The OAS clawback threshold for the income year 2023 is $86,912. This means that if your net income (which includes income from all sources, such as employment, pensions, investments, etc.) exceeds this amount, your OAS payments will be reduced by 15 cents for every dollar of income above the threshold.
For example, if your net income was $91,912 in 2023, which is $5,000 above the clawback threshold, your future OAS payments will be clawed back by $750 (15% of $5,000). This “recovery tax” period takes place from July 2024 to June 2025.
If your net income exceeds $142,124 in 2023, your OAS payments will be fully clawed-back during the OAS recovery tax period the following year (July to June).
The timing and mechanics of this is important to note.
Let’s say you applied for OAS benefits upon turning 65 in June 2023. You earned $145,000 in 2023 due to a variety of income sources, including capital gains from the sale of a rental property. You file your 2023 taxes in April 2024 and CRA determines that your taxable income that year has exceeded the OAS clawback threshold.
Meanwhile, you’ve been receiving OAS payments monthly since July 2023. You won’t get a bill to repay the approximate $8,292 you received in OAS benefits between July 2023 and June 2024. Instead, your repayment amount is deducted from your ongoing OAS payments as a recovery tax starting in July 2024.
You will receive a letter informing you of any recovery tax deductions being withheld from your OAS pension payments.

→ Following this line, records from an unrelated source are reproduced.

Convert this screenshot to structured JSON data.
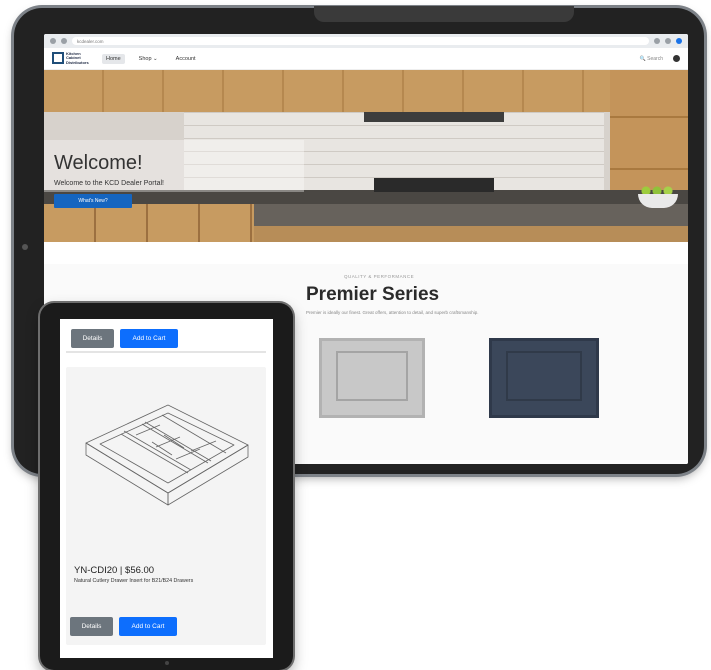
{
  "browser": {
    "url": "kcdealer.com"
  },
  "site": {
    "logo_text": "Kitchen Cabinet Distributors",
    "nav": {
      "items": [
        {
          "label": "Home",
          "active": true
        },
        {
          "label": "Shop ⌄",
          "active": false
        },
        {
          "label": "Account",
          "active": false
        }
      ],
      "search_placeholder": "Search"
    },
    "hero": {
      "title": "Welcome!",
      "subtitle": "Welcome to the KCD Dealer Portal!",
      "cta_label": "What's New?"
    },
    "section": {
      "eyebrow": "QUALITY & PERFORMANCE",
      "title": "Premier Series",
      "description": "Premier is ideally our finest. Great offers, attention to detail, and superb craftsmanship."
    }
  },
  "mobile": {
    "top_card": {
      "details_label": "Details",
      "cart_label": "Add to Cart"
    },
    "product": {
      "sku_price": "YN-CDI20 | $56.00",
      "name": "Natural Cutlery Drawer Insert for B21/B24 Drawers",
      "details_label": "Details",
      "cart_label": "Add to Cart",
      "image_icon": "drawer-insert-illustration"
    }
  },
  "colors": {
    "primary_button": "#0d6efd",
    "secondary_button": "#6c757d",
    "hero_cta": "#1565c0"
  }
}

*Changes in OAS Eligibility (not happening)*
Back in 2015, the federal government led by Stephen Harper proposed changes to OAS eligibility – increasing the age of eligibility from 65 to 67. This would have gone into effect as of April 1, 2023 and be fully implemented by January, 2029.
This proposal was quickly repealed when the federal Liberal government was elected in 2015. It’s not happening, folks.
You can continue to apply for OAS benefits and receive them starting at age 65.
OAS is a complicated system but one that is critical to retirement planning for many Canadians. It’s important to understand how much OAS you can expect to receive in retirement, and when you plan to take your OAS benefits (between ages 65 to 70) to maximize your income and minimize any clawbacks.
Speaking of clawbacks, it’s also important to understand that OAS benefits are means-tested, meaning once your income rises above a certain threshold your benefits will be clawed-back by 15 cents for every dollar above that threshold. In some cases, OAS benefits may be completely clawed back.
It’s important to work with a financial planner who can help you understand how the timing of retirement, crystallizing capital gains, and withdrawing from an RRSP or RRIF can impact when you should take your OAS benefits and whether your benefits will be clawed back.
It’s also important to note the advantage of pension income splitting with a spouse (for defined benefit pension income and RRIF / LIF income at age 65 and beyond), and how this helps avoid OAS clawbacks in many cases.
OAS payments are indexed to inflation and benefits are adjusted quarterly to keep pace with inflation (versus CPP, which is adjusted annually in January).
Will you take your OAS at age 65, or do you plan on deferring OAS to age 70? Do you have strategies in place based on retirement, capital gains, RRSP/RRIF withdrawals, that will impact when you decide to take OAS?